Gas leak in Punjab state leaves 11 dead, 4 hospitalized
At least 11 people were killed and four others were hospitalized Sunday after a gas leak occurred in an industrial complex in the northern Indian state of Punjab.
The Giaspora gas leak was the latest fatal industrial accident in the vast developing economy of 1.4 billion people.
“11 deaths have been confirmed,” Ludhiana Police Commissioner Mandeep Singh Sidhu told reporters, adding that four people had been taken to hospital.
Saido added that the cause of the leak is not yet clear.
“When the blood sample matches the sample taken by the NDRF (National Disaster Response Force) team, only then will we be able to tell you the exact cause and the type of gas,” the police commissioner said.
NDTV reported that five women were among the dead.
The report added that the other six victims included two boys, aged 10 and 13.
Industrial gas leaks blamed on poor safety standards and inadequate checks are common in India.

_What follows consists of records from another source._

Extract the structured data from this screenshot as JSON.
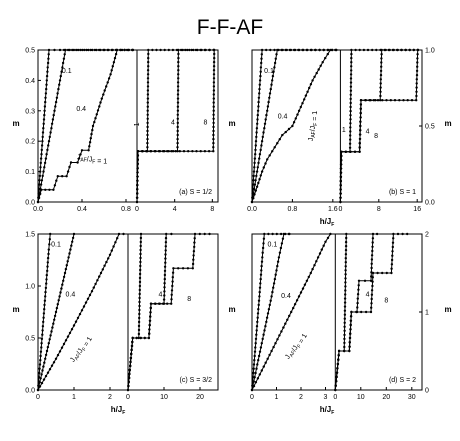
{
  "figure_title": "F-F-AF",
  "chart_data": [
    {
      "type": "line",
      "panel_label": "(a) S = 1/2",
      "ylabel": "m",
      "xlabel": "",
      "ylim": [
        0,
        0.5
      ],
      "left_xlim": [
        0,
        0.9
      ],
      "right_xlim": [
        0,
        8.6
      ],
      "left_xticks": [
        "0.0",
        "0.4",
        "0.8"
      ],
      "right_xticks": [
        "0",
        "4",
        "8"
      ],
      "yticks": [
        "0.0",
        "0.1",
        "0.2",
        "0.3",
        "0.4",
        "0.5"
      ],
      "yticks_right": [],
      "left_series": [
        {
          "name": "0.1",
          "points": [
            [
              0,
              0
            ],
            [
              0.02,
              0.1
            ],
            [
              0.04,
              0.2
            ],
            [
              0.06,
              0.3
            ],
            [
              0.08,
              0.4
            ],
            [
              0.1,
              0.5
            ],
            [
              0.2,
              0.5
            ],
            [
              0.9,
              0.5
            ]
          ]
        },
        {
          "name": "0.4",
          "points": [
            [
              0,
              0
            ],
            [
              0.05,
              0.1
            ],
            [
              0.1,
              0.2
            ],
            [
              0.15,
              0.3
            ],
            [
              0.2,
              0.4
            ],
            [
              0.25,
              0.5
            ],
            [
              0.9,
              0.5
            ]
          ]
        },
        {
          "name": "J_AF/J_F = 1",
          "points": [
            [
              0,
              0
            ],
            [
              0.03,
              0.04
            ],
            [
              0.14,
              0.04
            ],
            [
              0.18,
              0.085
            ],
            [
              0.26,
              0.085
            ],
            [
              0.3,
              0.13
            ],
            [
              0.36,
              0.13
            ],
            [
              0.4,
              0.17
            ],
            [
              0.46,
              0.17
            ],
            [
              0.5,
              0.25
            ],
            [
              0.58,
              0.34
            ],
            [
              0.66,
              0.42
            ],
            [
              0.72,
              0.5
            ],
            [
              0.9,
              0.5
            ]
          ]
        }
      ],
      "right_series": [
        {
          "name": "1",
          "points": [
            [
              0,
              0
            ],
            [
              0.1,
              0.167
            ],
            [
              1.1,
              0.167
            ],
            [
              1.2,
              0.5
            ],
            [
              8.6,
              0.5
            ]
          ]
        },
        {
          "name": "4",
          "points": [
            [
              0,
              0
            ],
            [
              0.1,
              0.167
            ],
            [
              4.3,
              0.167
            ],
            [
              4.4,
              0.5
            ],
            [
              8.6,
              0.5
            ]
          ]
        },
        {
          "name": "8",
          "points": [
            [
              0,
              0
            ],
            [
              0.1,
              0.167
            ],
            [
              8.1,
              0.167
            ],
            [
              8.2,
              0.5
            ],
            [
              8.6,
              0.5
            ]
          ]
        }
      ],
      "annotations": [
        "0.1",
        "0.4",
        "J_AF/J_F = 1",
        "1",
        "4",
        "8"
      ]
    },
    {
      "type": "line",
      "panel_label": "(b) S = 1",
      "ylabel": "m",
      "xlabel": "h/J_F",
      "ylim": [
        0,
        1.0
      ],
      "left_xlim": [
        0,
        1.75
      ],
      "right_xlim": [
        0,
        17
      ],
      "left_xticks": [
        "0.0",
        "0.8",
        "1.6"
      ],
      "right_xticks": [
        "0",
        "8",
        "16"
      ],
      "yticks": [],
      "yticks_right": [
        "0.0",
        "0.5",
        "1.0"
      ],
      "left_series": [
        {
          "name": "0.1",
          "points": [
            [
              0,
              0
            ],
            [
              0.04,
              0.2
            ],
            [
              0.08,
              0.4
            ],
            [
              0.12,
              0.6
            ],
            [
              0.16,
              0.8
            ],
            [
              0.2,
              1.0
            ],
            [
              1.75,
              1.0
            ]
          ]
        },
        {
          "name": "0.4",
          "points": [
            [
              0,
              0
            ],
            [
              0.1,
              0.2
            ],
            [
              0.2,
              0.4
            ],
            [
              0.3,
              0.6
            ],
            [
              0.4,
              0.8
            ],
            [
              0.5,
              1.0
            ],
            [
              1.75,
              1.0
            ]
          ]
        },
        {
          "name": "J_AF/J_F = 1",
          "points": [
            [
              0,
              0
            ],
            [
              0.1,
              0.1
            ],
            [
              0.2,
              0.2
            ],
            [
              0.3,
              0.28
            ],
            [
              0.45,
              0.36
            ],
            [
              0.6,
              0.44
            ],
            [
              0.8,
              0.5
            ],
            [
              1.0,
              0.65
            ],
            [
              1.2,
              0.8
            ],
            [
              1.4,
              0.92
            ],
            [
              1.55,
              1.0
            ],
            [
              1.75,
              1.0
            ]
          ]
        }
      ],
      "right_series": [
        {
          "name": "1",
          "points": [
            [
              0,
              0
            ],
            [
              0.2,
              0.33
            ],
            [
              2.0,
              0.33
            ],
            [
              2.3,
              1.0
            ],
            [
              17,
              1.0
            ]
          ]
        },
        {
          "name": "4",
          "points": [
            [
              0,
              0
            ],
            [
              0.2,
              0.33
            ],
            [
              4.0,
              0.33
            ],
            [
              4.3,
              0.67
            ],
            [
              8.3,
              0.67
            ],
            [
              8.6,
              1.0
            ],
            [
              17,
              1.0
            ]
          ]
        },
        {
          "name": "8",
          "points": [
            [
              0,
              0
            ],
            [
              0.2,
              0.33
            ],
            [
              4.0,
              0.33
            ],
            [
              4.3,
              0.67
            ],
            [
              15.8,
              0.67
            ],
            [
              16.1,
              1.0
            ],
            [
              17,
              1.0
            ]
          ]
        }
      ],
      "annotations": [
        "0.1",
        "0.4",
        "J_AF/J_F = 1",
        "1",
        "4",
        "8"
      ]
    },
    {
      "type": "line",
      "panel_label": "(c) S = 3/2",
      "ylabel": "m",
      "xlabel": "h/J_F",
      "ylim": [
        0,
        1.5
      ],
      "left_xlim": [
        0,
        2.5
      ],
      "right_xlim": [
        0,
        25
      ],
      "left_xticks": [
        "0",
        "1",
        "2"
      ],
      "right_xticks": [
        "0",
        "10",
        "20"
      ],
      "yticks": [
        "0.0",
        "0.5",
        "1.0",
        "1.5"
      ],
      "yticks_right": [],
      "left_series": [
        {
          "name": "0.1",
          "points": [
            [
              0,
              0
            ],
            [
              0.1,
              0.45
            ],
            [
              0.2,
              0.9
            ],
            [
              0.3,
              1.35
            ],
            [
              0.34,
              1.5
            ],
            [
              0.5,
              1.5
            ]
          ]
        },
        {
          "name": "0.4",
          "points": [
            [
              0,
              0
            ],
            [
              0.3,
              0.45
            ],
            [
              0.6,
              0.9
            ],
            [
              0.9,
              1.35
            ],
            [
              1.0,
              1.5
            ],
            [
              1.2,
              1.5
            ]
          ]
        },
        {
          "name": "J_AF/J_F = 1",
          "points": [
            [
              0,
              0
            ],
            [
              0.5,
              0.3
            ],
            [
              1.0,
              0.62
            ],
            [
              1.5,
              0.95
            ],
            [
              2.0,
              1.3
            ],
            [
              2.25,
              1.5
            ],
            [
              2.5,
              1.5
            ]
          ]
        }
      ],
      "right_series": [
        {
          "name": "1",
          "points": [
            [
              0,
              0
            ],
            [
              1.3,
              0.5
            ],
            [
              3.0,
              0.5
            ],
            [
              3.6,
              1.5
            ],
            [
              4.5,
              1.5
            ]
          ]
        },
        {
          "name": "4",
          "points": [
            [
              0,
              0
            ],
            [
              1.3,
              0.5
            ],
            [
              5.8,
              0.5
            ],
            [
              6.4,
              0.83
            ],
            [
              10.0,
              0.83
            ],
            [
              10.6,
              1.5
            ],
            [
              13.5,
              1.5
            ]
          ]
        },
        {
          "name": "8",
          "points": [
            [
              0,
              0
            ],
            [
              1.3,
              0.5
            ],
            [
              5.8,
              0.5
            ],
            [
              6.4,
              0.83
            ],
            [
              12.0,
              0.83
            ],
            [
              12.6,
              1.17
            ],
            [
              18.0,
              1.17
            ],
            [
              18.6,
              1.5
            ],
            [
              24,
              1.5
            ]
          ]
        }
      ],
      "annotations": [
        "0.1",
        "0.4",
        "J_AF/J_F = 1",
        "4",
        "8"
      ]
    },
    {
      "type": "line",
      "panel_label": "(d) S = 2",
      "ylabel": "m",
      "xlabel": "h/J_F",
      "ylim": [
        0,
        2.0
      ],
      "left_xlim": [
        0,
        3.4
      ],
      "right_xlim": [
        0,
        34
      ],
      "left_xticks": [
        "0",
        "1",
        "2",
        "3"
      ],
      "right_xticks": [
        "0",
        "10",
        "20",
        "30"
      ],
      "yticks": [],
      "yticks_right": [
        "0",
        "1",
        "2"
      ],
      "left_series": [
        {
          "name": "0.1",
          "points": [
            [
              0,
              0
            ],
            [
              0.15,
              0.6
            ],
            [
              0.3,
              1.2
            ],
            [
              0.42,
              1.7
            ],
            [
              0.5,
              2.0
            ],
            [
              1.7,
              2.0
            ]
          ]
        },
        {
          "name": "0.4",
          "points": [
            [
              0,
              0
            ],
            [
              0.4,
              0.6
            ],
            [
              0.8,
              1.2
            ],
            [
              1.1,
              1.7
            ],
            [
              1.3,
              2.0
            ],
            [
              1.7,
              2.0
            ]
          ]
        },
        {
          "name": "J_AF/J_F = 1",
          "points": [
            [
              0,
              0
            ],
            [
              0.8,
              0.5
            ],
            [
              1.6,
              1.0
            ],
            [
              2.4,
              1.5
            ],
            [
              3.0,
              1.9
            ],
            [
              3.2,
              2.0
            ],
            [
              3.4,
              2.0
            ]
          ]
        }
      ],
      "right_series": [
        {
          "name": "1",
          "points": [
            [
              0,
              0
            ],
            [
              1.5,
              0.5
            ],
            [
              3.5,
              0.5
            ],
            [
              4.3,
              2.0
            ],
            [
              5.5,
              2.0
            ]
          ]
        },
        {
          "name": "4",
          "points": [
            [
              0,
              0
            ],
            [
              1.5,
              0.5
            ],
            [
              5.5,
              0.5
            ],
            [
              6.3,
              1.0
            ],
            [
              8.5,
              1.0
            ],
            [
              9.3,
              1.4
            ],
            [
              14.0,
              1.4
            ],
            [
              14.8,
              2.0
            ],
            [
              18,
              2.0
            ]
          ]
        },
        {
          "name": "8",
          "points": [
            [
              0,
              0
            ],
            [
              1.5,
              0.5
            ],
            [
              5.5,
              0.5
            ],
            [
              6.3,
              1.0
            ],
            [
              14.0,
              1.0
            ],
            [
              14.8,
              1.5
            ],
            [
              22.0,
              1.5
            ],
            [
              22.8,
              2.0
            ],
            [
              30,
              2.0
            ]
          ]
        }
      ],
      "annotations": [
        "0.1",
        "0.4",
        "J_AF/J_F = 1",
        "4",
        "8"
      ]
    }
  ]
}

Last August, at least 112 women were hospitalized after a gas leak in a garment factory in the southern state of Andhra Pradesh.
It followed a similar incident in June when about 200 women lost consciousness after a gas leak in the same area, NDTV reported.
In 2020, at least 15 people died and hundreds were hospitalized after a gas leak at a chemical plant in Visakhapatnam, an industrial port city in the same state.
Nearly 1,000 people were exposed to the gas and more than 500 were hospitalized with symptoms of shortness of breath and skin and eye irritation.
Residents were found dumped in the streets after being exposed to the gas, forcing large-scale evacuations around the plant.
A government report accused the plant’s owner LG Polymers, a subsidiary of South Korea’s LG Chem, of negligence and said the disaster was due to a lack of safety protocols and poor emergency response.
Two top South Korean executives and 10 other local employees were arrested and charged, including the Indian legal equivalent of manslaughter.
This accident triggered memories of one of India’s worst industrial disasters.
In 1984, a gas leaked from a pesticide plant in Bhopal, a city in central India.
At least 3,500 people living around the UCC-run plant died in the days following the leak. People still suffer the effects to this day.
Still babies were born deformed, with webbed feet and hands, and suffered stunted growth due to the gases that affected their mothers.